Гейнц вспотел от непривычно длинной тирады и от усилия все как следует припомнить, но теперь, когда уже все было сделано, он почувствовал облегчение и сказал вразумительно:
— Наверное, тебе надо уехать, Клара.
— Наверное, Гейнц.
— И… как же? — обеспокоенно спросил он, и она увидела, как он боится за нее и каким страшным кажется ему мир за городской заставой, где-то в туманной дали, не осененной хвостом зеленого павлина.
— Я уже думала об этом. И аккуратно читаю газеты, в которых печатаются объявления. Знаешь: «Требуется воспитательница… знание языков… диплом…» и все такое.
— Это далеко? — спросил он совсем по-детски, и прямая влажная прядь упала на его щеку.
— Конечно.
Он покачал головой удивленно и сокрушенно: он не понимал, как велик мир. Нет, он не мог этого понять, как понимала она. Потому что у нее было нечто общее с людьми по ту сторону границы. А у него — нет. Его судьба была привязана к этой земле, как жестяной павлин — к стержню флюгера.
— Что бы ни было, Клара, я всегда твой друг. И если бы ты захотела, чтобы я помог тебе…
Она прервала его:
— Я тебе очень благодарна, Гейнц. Ты настоящий друг.
…Уходила назад покрытая снегом долина Плейсы, потом потянулись отроги холмов, и буковая роща поманила видением весны. И простучали колеса по мосту над безымянной речкой, такой неширокой и скромной, что она напомнила родной Видербах.
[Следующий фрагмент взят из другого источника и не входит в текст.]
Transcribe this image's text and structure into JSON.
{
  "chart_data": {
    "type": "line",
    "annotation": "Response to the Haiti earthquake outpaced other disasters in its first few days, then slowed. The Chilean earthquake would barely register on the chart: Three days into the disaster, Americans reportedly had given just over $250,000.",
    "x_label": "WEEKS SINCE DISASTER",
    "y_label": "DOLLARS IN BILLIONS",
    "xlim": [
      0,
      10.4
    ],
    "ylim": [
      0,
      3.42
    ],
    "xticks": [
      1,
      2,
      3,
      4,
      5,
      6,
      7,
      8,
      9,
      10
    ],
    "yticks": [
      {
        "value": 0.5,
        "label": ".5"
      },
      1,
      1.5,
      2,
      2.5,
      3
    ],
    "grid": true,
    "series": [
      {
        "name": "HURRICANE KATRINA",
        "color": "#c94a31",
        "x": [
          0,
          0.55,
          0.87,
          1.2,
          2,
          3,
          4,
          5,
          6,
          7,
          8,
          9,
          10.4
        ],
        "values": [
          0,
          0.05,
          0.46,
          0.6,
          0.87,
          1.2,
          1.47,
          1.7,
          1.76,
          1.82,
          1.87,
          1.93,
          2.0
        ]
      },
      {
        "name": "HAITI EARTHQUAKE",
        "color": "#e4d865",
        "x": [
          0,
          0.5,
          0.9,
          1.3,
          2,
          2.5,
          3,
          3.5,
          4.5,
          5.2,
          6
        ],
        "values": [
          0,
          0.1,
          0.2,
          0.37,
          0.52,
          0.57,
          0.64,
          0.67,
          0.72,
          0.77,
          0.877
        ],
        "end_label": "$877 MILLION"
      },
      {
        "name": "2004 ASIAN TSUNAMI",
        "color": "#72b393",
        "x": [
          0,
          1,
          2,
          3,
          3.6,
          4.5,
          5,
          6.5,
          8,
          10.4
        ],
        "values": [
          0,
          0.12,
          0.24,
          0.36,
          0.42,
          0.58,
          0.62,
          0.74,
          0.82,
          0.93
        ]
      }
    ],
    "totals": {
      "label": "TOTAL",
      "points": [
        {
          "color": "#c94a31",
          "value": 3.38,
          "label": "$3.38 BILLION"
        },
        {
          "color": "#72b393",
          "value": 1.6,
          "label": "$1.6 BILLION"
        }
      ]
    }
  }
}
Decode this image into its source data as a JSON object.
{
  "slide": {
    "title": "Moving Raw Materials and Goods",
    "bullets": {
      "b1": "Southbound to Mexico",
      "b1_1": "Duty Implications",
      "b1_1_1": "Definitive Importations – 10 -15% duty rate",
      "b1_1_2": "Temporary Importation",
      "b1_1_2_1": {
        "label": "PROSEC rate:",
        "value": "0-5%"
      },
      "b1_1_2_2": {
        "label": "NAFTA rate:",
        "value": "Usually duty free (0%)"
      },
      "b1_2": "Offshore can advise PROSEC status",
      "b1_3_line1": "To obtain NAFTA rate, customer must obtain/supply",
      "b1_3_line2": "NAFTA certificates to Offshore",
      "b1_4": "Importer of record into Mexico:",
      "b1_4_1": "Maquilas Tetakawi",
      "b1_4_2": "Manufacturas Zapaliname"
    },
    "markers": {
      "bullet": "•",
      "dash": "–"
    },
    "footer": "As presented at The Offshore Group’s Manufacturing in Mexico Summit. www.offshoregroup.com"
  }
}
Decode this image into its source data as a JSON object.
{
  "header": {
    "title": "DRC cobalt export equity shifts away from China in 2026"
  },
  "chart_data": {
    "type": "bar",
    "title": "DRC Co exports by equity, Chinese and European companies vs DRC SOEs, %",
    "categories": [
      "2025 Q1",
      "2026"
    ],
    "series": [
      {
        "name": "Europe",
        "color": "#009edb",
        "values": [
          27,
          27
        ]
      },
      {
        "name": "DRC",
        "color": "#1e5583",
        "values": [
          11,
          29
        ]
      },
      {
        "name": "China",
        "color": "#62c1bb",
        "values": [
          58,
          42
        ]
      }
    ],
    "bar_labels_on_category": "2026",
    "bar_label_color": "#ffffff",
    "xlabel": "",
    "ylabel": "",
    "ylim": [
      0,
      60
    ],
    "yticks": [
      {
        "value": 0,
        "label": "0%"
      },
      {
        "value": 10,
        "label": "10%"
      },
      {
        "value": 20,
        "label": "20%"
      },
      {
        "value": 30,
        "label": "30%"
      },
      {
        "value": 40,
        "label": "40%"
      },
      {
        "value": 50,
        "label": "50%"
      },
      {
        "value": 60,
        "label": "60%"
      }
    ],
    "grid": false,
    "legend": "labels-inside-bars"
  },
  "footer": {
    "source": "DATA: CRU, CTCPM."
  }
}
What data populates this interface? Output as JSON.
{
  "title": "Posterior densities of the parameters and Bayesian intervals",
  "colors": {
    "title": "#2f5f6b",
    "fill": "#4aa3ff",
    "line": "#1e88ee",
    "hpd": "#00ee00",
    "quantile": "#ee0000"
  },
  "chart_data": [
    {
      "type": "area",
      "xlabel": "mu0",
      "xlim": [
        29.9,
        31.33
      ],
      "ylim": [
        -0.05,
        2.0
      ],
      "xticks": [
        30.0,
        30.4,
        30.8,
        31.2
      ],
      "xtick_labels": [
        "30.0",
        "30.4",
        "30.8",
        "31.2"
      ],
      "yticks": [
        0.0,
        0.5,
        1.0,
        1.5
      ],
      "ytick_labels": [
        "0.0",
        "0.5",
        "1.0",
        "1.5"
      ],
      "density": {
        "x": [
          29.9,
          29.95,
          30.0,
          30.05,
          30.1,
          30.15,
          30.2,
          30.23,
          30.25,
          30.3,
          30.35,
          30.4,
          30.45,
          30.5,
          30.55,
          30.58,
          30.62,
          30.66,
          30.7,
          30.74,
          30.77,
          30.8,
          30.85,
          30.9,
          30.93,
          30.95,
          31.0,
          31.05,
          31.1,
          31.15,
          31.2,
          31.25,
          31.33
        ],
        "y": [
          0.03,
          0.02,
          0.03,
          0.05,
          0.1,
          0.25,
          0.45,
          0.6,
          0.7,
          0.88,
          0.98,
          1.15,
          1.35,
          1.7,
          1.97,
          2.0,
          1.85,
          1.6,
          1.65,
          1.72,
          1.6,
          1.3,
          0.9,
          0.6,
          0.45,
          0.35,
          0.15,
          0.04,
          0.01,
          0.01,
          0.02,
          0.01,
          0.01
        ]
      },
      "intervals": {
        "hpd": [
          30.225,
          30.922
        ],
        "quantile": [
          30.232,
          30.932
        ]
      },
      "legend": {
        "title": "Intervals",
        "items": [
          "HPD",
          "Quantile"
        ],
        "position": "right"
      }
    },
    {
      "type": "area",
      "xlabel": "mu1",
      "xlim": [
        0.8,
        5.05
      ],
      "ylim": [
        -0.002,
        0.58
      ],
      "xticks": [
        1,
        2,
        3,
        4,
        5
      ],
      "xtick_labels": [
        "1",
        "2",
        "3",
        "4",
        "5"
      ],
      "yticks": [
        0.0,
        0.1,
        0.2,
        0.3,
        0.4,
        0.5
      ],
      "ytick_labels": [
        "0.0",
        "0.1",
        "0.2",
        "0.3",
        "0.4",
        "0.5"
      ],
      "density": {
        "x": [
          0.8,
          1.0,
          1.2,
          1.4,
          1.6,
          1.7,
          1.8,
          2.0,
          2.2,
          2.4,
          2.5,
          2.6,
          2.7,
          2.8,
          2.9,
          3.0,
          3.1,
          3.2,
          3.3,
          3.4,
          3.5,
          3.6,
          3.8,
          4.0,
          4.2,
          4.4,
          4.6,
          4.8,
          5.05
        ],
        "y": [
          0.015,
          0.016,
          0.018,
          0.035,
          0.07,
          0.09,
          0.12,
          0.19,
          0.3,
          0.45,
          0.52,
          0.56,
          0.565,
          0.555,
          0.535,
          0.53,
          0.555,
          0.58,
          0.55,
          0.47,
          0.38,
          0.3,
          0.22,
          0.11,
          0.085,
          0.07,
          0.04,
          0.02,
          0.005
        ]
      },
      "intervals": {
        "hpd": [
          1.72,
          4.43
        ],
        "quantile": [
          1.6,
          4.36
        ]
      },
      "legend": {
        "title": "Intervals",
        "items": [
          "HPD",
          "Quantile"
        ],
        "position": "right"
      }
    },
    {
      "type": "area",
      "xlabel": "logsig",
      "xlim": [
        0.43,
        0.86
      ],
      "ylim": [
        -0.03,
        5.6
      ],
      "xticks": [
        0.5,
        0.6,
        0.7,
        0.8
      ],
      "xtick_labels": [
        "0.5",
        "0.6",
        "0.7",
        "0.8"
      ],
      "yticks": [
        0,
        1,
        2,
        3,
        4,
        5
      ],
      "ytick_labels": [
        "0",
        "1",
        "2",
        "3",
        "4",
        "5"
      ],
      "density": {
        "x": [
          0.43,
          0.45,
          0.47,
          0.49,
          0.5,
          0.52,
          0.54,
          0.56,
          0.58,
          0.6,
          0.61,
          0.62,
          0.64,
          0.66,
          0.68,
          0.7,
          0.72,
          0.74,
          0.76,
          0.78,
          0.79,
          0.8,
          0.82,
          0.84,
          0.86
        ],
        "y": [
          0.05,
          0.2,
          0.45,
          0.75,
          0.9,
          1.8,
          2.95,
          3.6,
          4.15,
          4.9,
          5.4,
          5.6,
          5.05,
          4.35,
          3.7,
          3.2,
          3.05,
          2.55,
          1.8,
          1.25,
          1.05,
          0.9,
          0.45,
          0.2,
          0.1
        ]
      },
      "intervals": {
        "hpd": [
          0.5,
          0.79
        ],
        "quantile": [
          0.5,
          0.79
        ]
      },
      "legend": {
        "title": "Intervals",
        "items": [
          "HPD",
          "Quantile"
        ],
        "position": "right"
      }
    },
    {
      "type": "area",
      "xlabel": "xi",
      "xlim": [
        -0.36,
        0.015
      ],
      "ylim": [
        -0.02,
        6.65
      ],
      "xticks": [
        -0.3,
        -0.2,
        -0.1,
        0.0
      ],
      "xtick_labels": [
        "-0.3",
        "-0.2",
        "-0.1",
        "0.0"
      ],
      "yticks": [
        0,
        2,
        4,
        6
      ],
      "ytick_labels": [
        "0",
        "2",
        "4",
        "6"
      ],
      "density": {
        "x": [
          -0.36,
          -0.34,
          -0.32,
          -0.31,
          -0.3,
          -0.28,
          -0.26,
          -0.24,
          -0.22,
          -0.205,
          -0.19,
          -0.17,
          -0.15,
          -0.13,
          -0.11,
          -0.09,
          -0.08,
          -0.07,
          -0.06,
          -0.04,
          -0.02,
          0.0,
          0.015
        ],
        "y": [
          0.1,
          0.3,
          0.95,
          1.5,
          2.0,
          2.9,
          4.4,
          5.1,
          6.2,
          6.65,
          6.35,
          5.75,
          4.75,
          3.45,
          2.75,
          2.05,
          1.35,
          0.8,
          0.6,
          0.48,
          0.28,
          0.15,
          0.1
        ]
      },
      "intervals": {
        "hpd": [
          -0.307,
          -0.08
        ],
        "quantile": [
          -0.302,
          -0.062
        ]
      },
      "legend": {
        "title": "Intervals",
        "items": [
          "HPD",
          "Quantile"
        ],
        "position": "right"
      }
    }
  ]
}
И опять кочковатая седая равнина с укутанными соломой и рогожей фруктовыми деревьями и заледеневшими родниками — унылый ландшафт. Крупный снег падал так раздумчиво и неуверенно, ложился так легко и мягко. И все же было видно, как постепенно, медленно, но неуклонно одевает он землю, деревья и остроконечные черепичные крыши в белый цвет. Цвет пустоты, забвения.
И от всего, что уходило назад, все назад, в белую беспросветицу падающего снега, щемило сердце и слезы проступали. А этого нельзя было… Уходил назад мир ее детства, ее юности, ее молодости. Мир ее родины. Родина оставалась родиной и под сапогом исключительного закона.